Bongs were then carried into Asia, and throughout the rest of the known world via the Silk Road starting around the 1400s, with the advent of smoking.

But our knowledge was expanded in 2013 with the discovery of a 2,400-year-old kurgan — a Scythian burial mound — in what is today southern Russia.

Inside were two ornate, solid gold bongs dating to around 400BC — about 1,500 years earlier than the earliest bongs discovered in Africa. Residue from inside the ancient Scythian relics tested positive for both Cannabis and opium, a combination that’s known as an A-Bomb today.

You can read more about the discovery and see photos in a National Geographic article here.

As recounted by the Greek historian Herodotus in his work The Histories around 430BC, the Scythian consumed Cannabis as a way of communing with the spirit world, and subsequent discoveries suggest Cannabis was consumed regularly by both men and women.

Life would have been tough as a marauding warrior around the fourth century BC, so it’s not surprising they used it to find pleasure and relaxation.

Ancient Scythian artisans obviously didn’t craft the first bongs out of solid gold. They likely evolved from handheld wooden and clay braziers — small carved or moulded containers that could be filled with cannabis, then hot stones or pebbles would be placed on top and the smoke and vapour inhaled.

Scythian culture has strong ties to the history of Cannabis. As is explained in a previous post, their word for it — Kanab — is widely considered the origin of the word Cannabis.

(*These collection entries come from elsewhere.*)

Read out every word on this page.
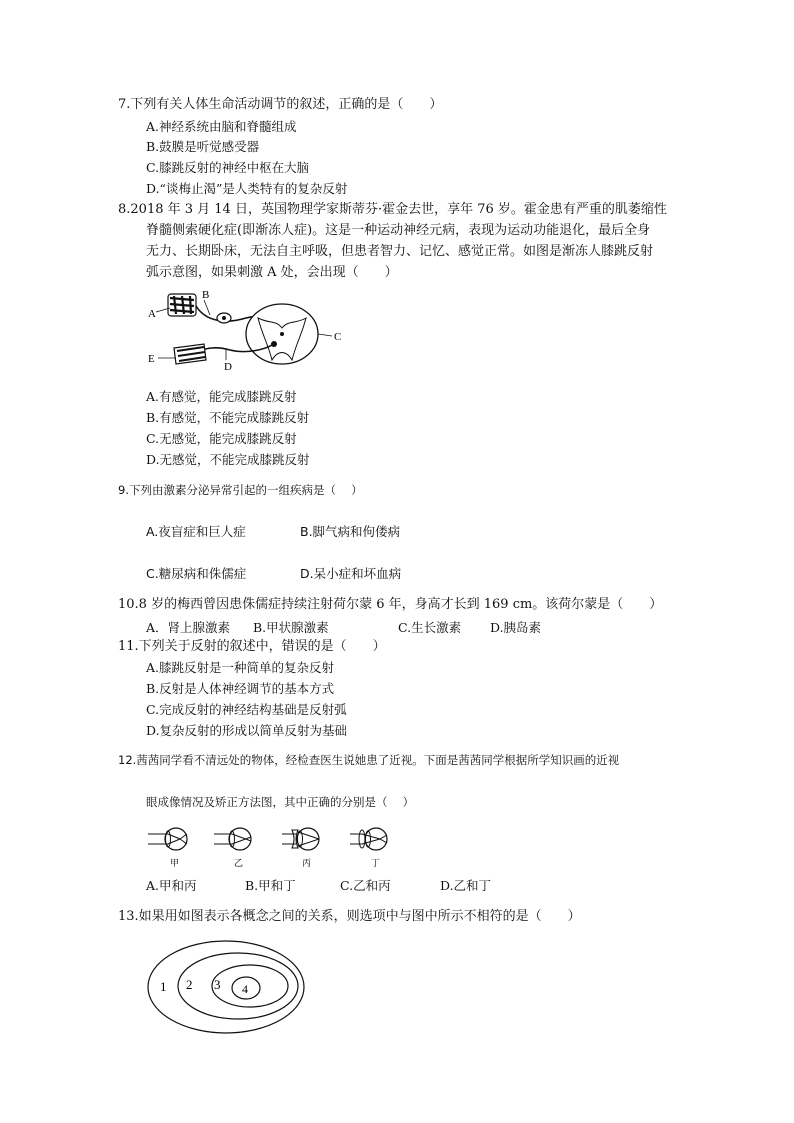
7.下列有关人体生命活动调节的叙述，正确的是（　　）
A.神经系统由脑和脊髓组成
B.鼓膜是听觉感受器
C.膝跳反射的神经中枢在大脑
D.“谈梅止渴”是人类特有的复杂反射
8.2018 年 3 月 14 日，英国物理学家斯蒂芬·霍金去世，享年 76 岁。霍金患有严重的肌萎缩性
脊髓侧索硬化症(即渐冻人症)。这是一种运动神经元病，表现为运动功能退化，最后全身
无力、长期卧床，无法自主呼吸，但患者智力、记忆、感觉正常。如图是渐冻人膝跳反射
弧示意图，如果刺激 A 处，会出现（　　）
A
B
C
D
E
A.有感觉，能完成膝跳反射
B.有感觉，不能完成膝跳反射
C.无感觉，能完成膝跳反射
D.无感觉，不能完成膝跳反射
9.下列由激素分泌异常引起的一组疾病是（　 ）
A.夜盲症和巨人症	B.脚气病和佝偻病
C.糖尿病和侏儒症	D.呆小症和坏血病
10.8 岁的梅西曾因患侏儒症持续注射荷尔蒙 6 年，身高才长到 169 cm。该荷尔蒙是（　　）
A．肾上腺激素 B.甲状腺激素	C.生长激素 D.胰岛素
11.下列关于反射的叙述中，错误的是（　　）
A.膝跳反射是一种简单的复杂反射
B.反射是人体神经调节的基本方式
C.完成反射的神经结构基础是反射弧
D.复杂反射的形成以简单反射为基础
12.茜茜同学看不清远处的物体，经检查医生说她患了近视。下面是茜茜同学根据所学知识画的近视
眼成像情况及矫正方法图，其中正确的分别是（　 ）
甲	乙	丙	丁
A.甲和丙	B.甲和丁	C.乙和丙	D.乙和丁
13.如果用如图表示各概念之间的关系，则选项中与图中所示不相符的是（　　）
1 2 3 4
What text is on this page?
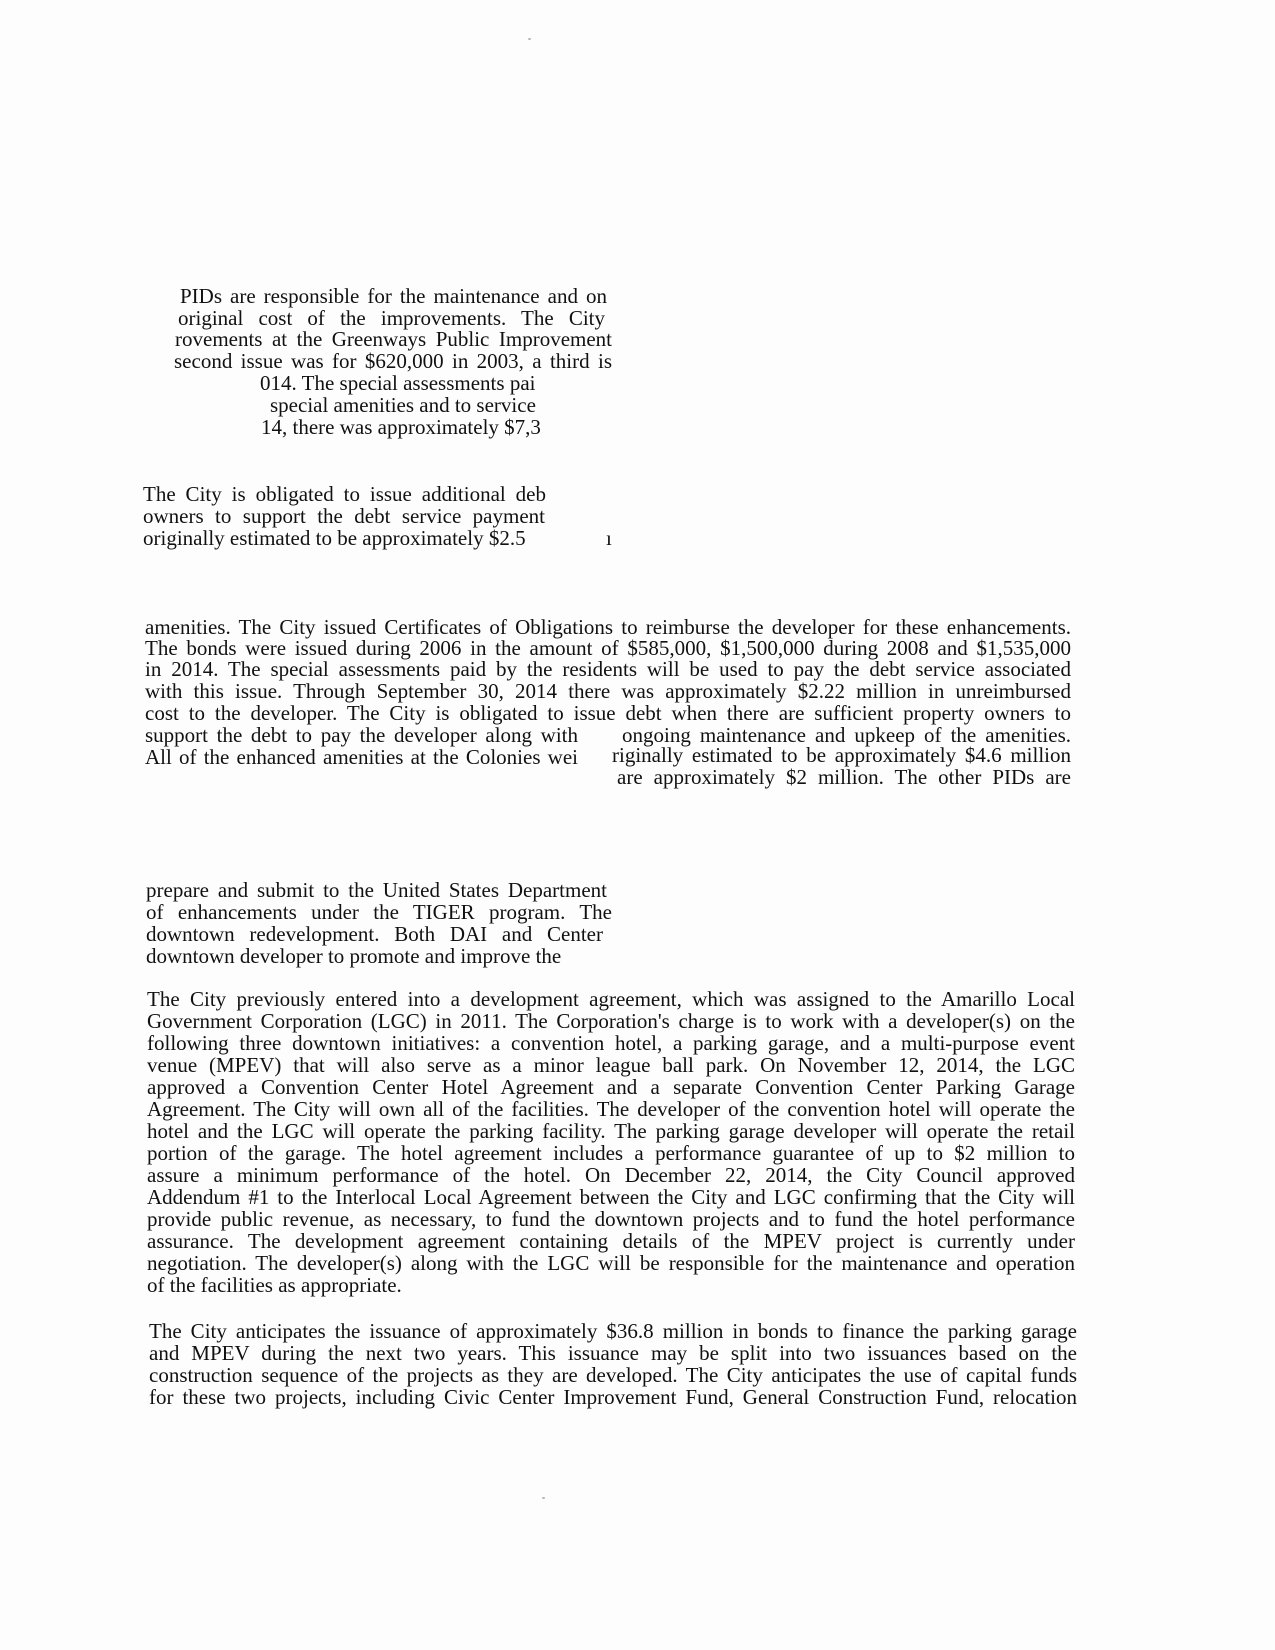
PIDs are responsible for the maintenance and on

original cost of the improvements. The City

rovements at the Greenways Public Improvement

second issue was for $620,000 in 2003, a third is

014. The special assessments pai

special amenities and to service

14, there was approximately $7,3

The City is obligated to issue additional deb

owners to support the debt service payment

originally estimated to be approximately $2.5	ı

amenities. The City issued Certificates of Obligations to reimburse the developer for these enhancements.

The bonds were issued during 2006 in the amount of $585,000, $1,500,000 during 2008 and $1,535,000

in 2014. The special assessments paid by the residents will be used to pay the debt service associated

with this issue. Through September 30, 2014 there was approximately $2.22 million in unreimbursed

cost to the developer. The City is obligated to issue debt when there are sufficient property owners to

support the debt to pay the developer along with ongoing maintenance and upkeep of the amenities.

All of the enhanced amenities at the Colonies wei riginally estimated to be approximately $4.6 million

are approximately $2 million. The other PIDs are

prepare and submit to the United States Department

of enhancements under the TIGER program. The

downtown redevelopment. Both DAI and Center

downtown developer to promote and improve the

The City previously entered into a development agreement, which was assigned to the Amarillo Local

Government Corporation (LGC) in 2011. The Corporation's charge is to work with a developer(s) on the

following three downtown initiatives: a convention hotel, a parking garage, and a multi-purpose event

venue (MPEV) that will also serve as a minor league ball park. On November 12, 2014, the LGC

approved a Convention Center Hotel Agreement and a separate Convention Center Parking Garage

Agreement. The City will own all of the facilities. The developer of the convention hotel will operate the

hotel and the LGC will operate the parking facility. The parking garage developer will operate the retail

portion of the garage. The hotel agreement includes a performance guarantee of up to $2 million to

assure a minimum performance of the hotel. On December 22, 2014, the City Council approved

Addendum #1 to the Interlocal Local Agreement between the City and LGC confirming that the City will

provide public revenue, as necessary, to fund the downtown projects and to fund the hotel performance

assurance. The development agreement containing details of the MPEV project is currently under

negotiation. The developer(s) along with the LGC will be responsible for the maintenance and operation

of the facilities as appropriate.

The City anticipates the issuance of approximately $36.8 million in bonds to finance the parking garage

and MPEV during the next two years. This issuance may be split into two issuances based on the

construction sequence of the projects as they are developed. The City anticipates the use of capital funds

for these two projects, including Civic Center Improvement Fund, General Construction Fund, relocation
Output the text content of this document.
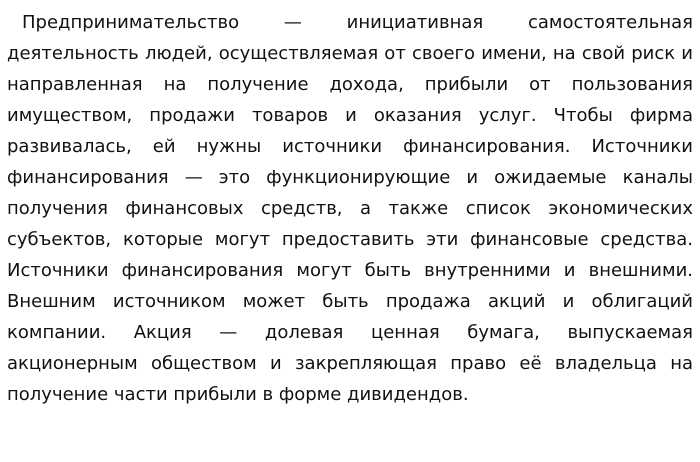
Предпринимательство — инициативная самостоятельная деятельность людей, осуществляемая от своего имени, на свой риск и направленная на получение дохода, прибыли от пользования имуществом, продажи товаров и оказания услуг. Чтобы фирма развивалась, ей нужны источники финансирования. Источники финансирования — это функционирующие и ожидаемые каналы получения финансовых средств, а также список экономических субъектов, которые могут предоставить эти финансовые средства. Источники финансирования могут быть внутренними и внешними. Внешним источником может быть продажа акций и облигаций компании. Акция — долевая ценная бумага, выпускаемая акционерным обществом и закрепляющая право её владельца на получение части прибыли в форме дивидендов.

The Scythian were also responsible for spreading Cannabis use across what is today Europe, the Middle East and North Africa. They brought it to Greece (where we get the word Kannabis), and some ancient Arabic scholars said it was brought to the Levant countries around 1100 by mongol invaders.

It makes sense then that Cannabis and the use of bongs would have been carried into Egypt, and then spread further south to places like modern-day Ethiopia around that time.

The English word, ‘bong’ comes from the Thai word 'baung’ which dates to around the 14th century and means a tube, usually made from bamboo, that’s used to smoke Cannabis or tobacco. The Thai word might itself come from the Bong’om tribe in Africa.

The earliest written use of the English word ‘bong’ was in a 1944 Thai-English dictionary by George Bradley McFarland, so it’s plausible the word could have been brought to North America by soldiers returning from the Pacific theatre during the Second World War.

Bongs became popularized in North America in the 1960s and 70s with the growth of plastic, acrylic and glass manufacturing and by soldiers returning from Vietnam.